- Education: Brooklyn College Brooklyn Law School (JD; 1977) New York University School of Law (LLM in tax)
- Employer: Deloitte Touche Tohmatsu Limited
- Title: Global Chief Executive Officer

= Barry Salzberg =

American businessman (born 1953)

Barry Salzberg (born October 1953) is an American businessman, accountant, and lawyer. Salzberg is full-time Professor at Columbia University and former global Chief Executive Officer of Deloitte Touche Tohmatsu Limited, a position he held from June 2011 until May 2015.

==Biography==
Salzberg is Jewish, and grew up in a poor neighborhood in Brooklyn, the youngest of five siblings. His parents were clerks, and he and his older sister were the first in his family to attend university. His father died while Salzberg was in high school, so he worked to help his family financially, and continued to live at home and work while he attended college.
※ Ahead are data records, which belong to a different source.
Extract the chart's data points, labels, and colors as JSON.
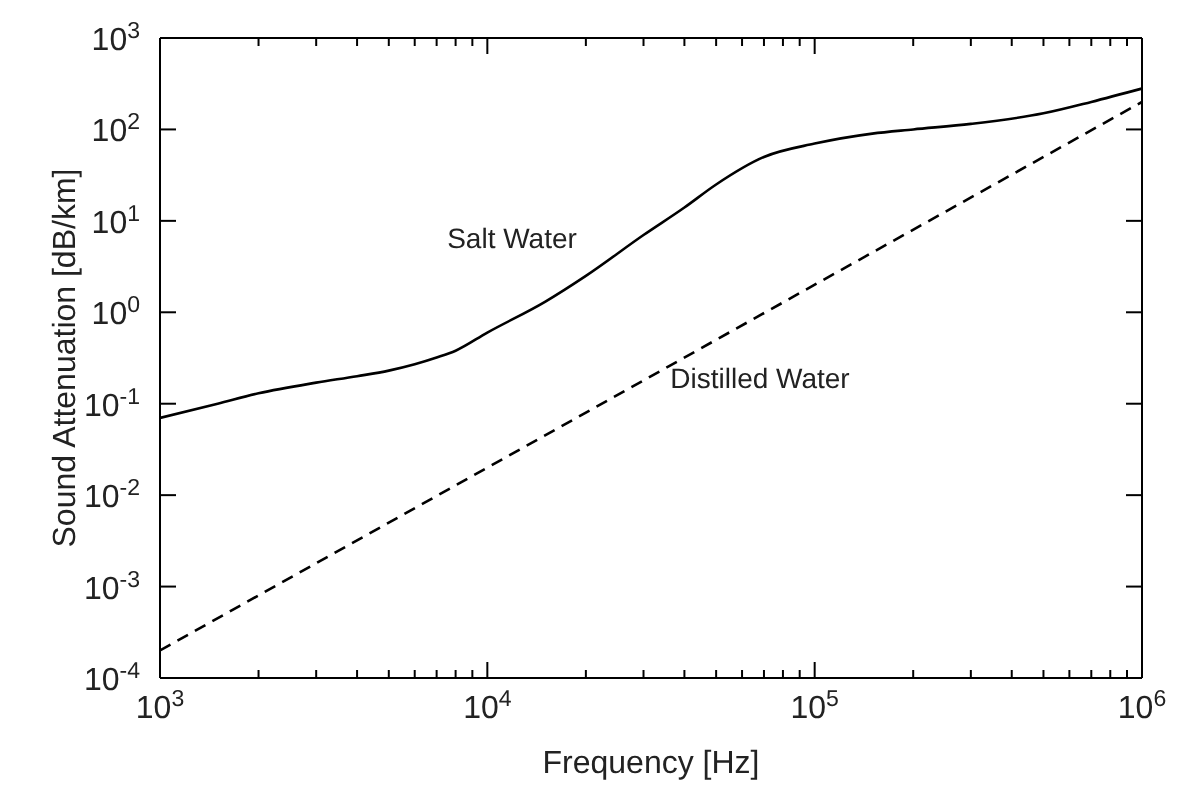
{
  "chart_data": {
    "type": "line",
    "log": "xy",
    "xlabel": "Frequency [Hz]",
    "ylabel": "Sound Attenuation [dB/km]",
    "grid": false,
    "legend": false,
    "marker": "none",
    "xlim": [
      1000,
      1000000
    ],
    "ylim": [
      0.0001,
      1000
    ],
    "xticks": [
      {
        "value": 1000,
        "label": "10$^{3}$"
      },
      {
        "value": 2000,
        "label": null
      },
      {
        "value": 3000,
        "label": null
      },
      {
        "value": 4000,
        "label": null
      },
      {
        "value": 5000,
        "label": null
      },
      {
        "value": 6000,
        "label": null
      },
      {
        "value": 7000,
        "label": null
      },
      {
        "value": 8000,
        "label": null
      },
      {
        "value": 9000,
        "label": null
      },
      {
        "value": 10000,
        "label": "10$^{4}$"
      },
      {
        "value": 20000,
        "label": null
      },
      {
        "value": 30000,
        "label": null
      },
      {
        "value": 40000,
        "label": null
      },
      {
        "value": 50000,
        "label": null
      },
      {
        "value": 60000,
        "label": null
      },
      {
        "value": 70000,
        "label": null
      },
      {
        "value": 80000,
        "label": null
      },
      {
        "value": 90000,
        "label": null
      },
      {
        "value": 100000,
        "label": "10$^{5}$"
      },
      {
        "value": 200000,
        "label": null
      },
      {
        "value": 300000,
        "label": null
      },
      {
        "value": 400000,
        "label": null
      },
      {
        "value": 500000,
        "label": null
      },
      {
        "value": 600000,
        "label": null
      },
      {
        "value": 700000,
        "label": null
      },
      {
        "value": 800000,
        "label": null
      },
      {
        "value": 900000,
        "label": null
      },
      {
        "value": 1000000,
        "label": "10$^{6}$"
      }
    ],
    "yticks": [
      {
        "value": 0.0001,
        "label": "10$^{-4}$"
      },
      {
        "value": 0.001,
        "label": "10$^{-3}$"
      },
      {
        "value": 0.01,
        "label": "10$^{-2}$"
      },
      {
        "value": 0.1,
        "label": "10$^{-1}$"
      },
      {
        "value": 1,
        "label": "10$^{0}$"
      },
      {
        "value": 10,
        "label": "10$^{1}$"
      },
      {
        "value": 100,
        "label": "10$^{2}$"
      },
      {
        "value": 1000,
        "label": "10$^{3}$"
      }
    ],
    "series": [
      {
        "name": "Salt Water",
        "color": "#000000",
        "line_style": "solid",
        "x": [
          1000,
          1500,
          2000,
          3000,
          4000,
          5000,
          6000,
          7000,
          8000,
          10000,
          15000,
          20000,
          30000,
          40000,
          50000,
          70000,
          100000,
          150000,
          200000,
          300000,
          500000,
          700000,
          1000000
        ],
        "values": [
          0.07,
          0.1,
          0.13,
          0.17,
          0.2,
          0.23,
          0.27,
          0.32,
          0.38,
          0.6,
          1.3,
          2.5,
          7,
          14,
          25,
          50,
          70,
          90,
          100,
          115,
          150,
          200,
          280
        ]
      },
      {
        "name": "Distilled Water",
        "color": "#000000",
        "line_style": "dashed",
        "x": [
          1000,
          1000000
        ],
        "values": [
          0.0002,
          200
        ]
      }
    ]
  }
}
He is the father of Matt Salzberg co-founder of Blue Apron.

Salzberg earned an undergraduate B.S. degree in accounting from Brooklyn College in 1974, a JD from Brooklyn Law School (1977), and an LLM in tax from the New York University School of Law.

Salzberg joined Deloitte in 1977, and became a partner of Deloitte U.S. in 1985. He was the Chief Executive Officer of Deloitte LLP (United States) from 2007 to 2011.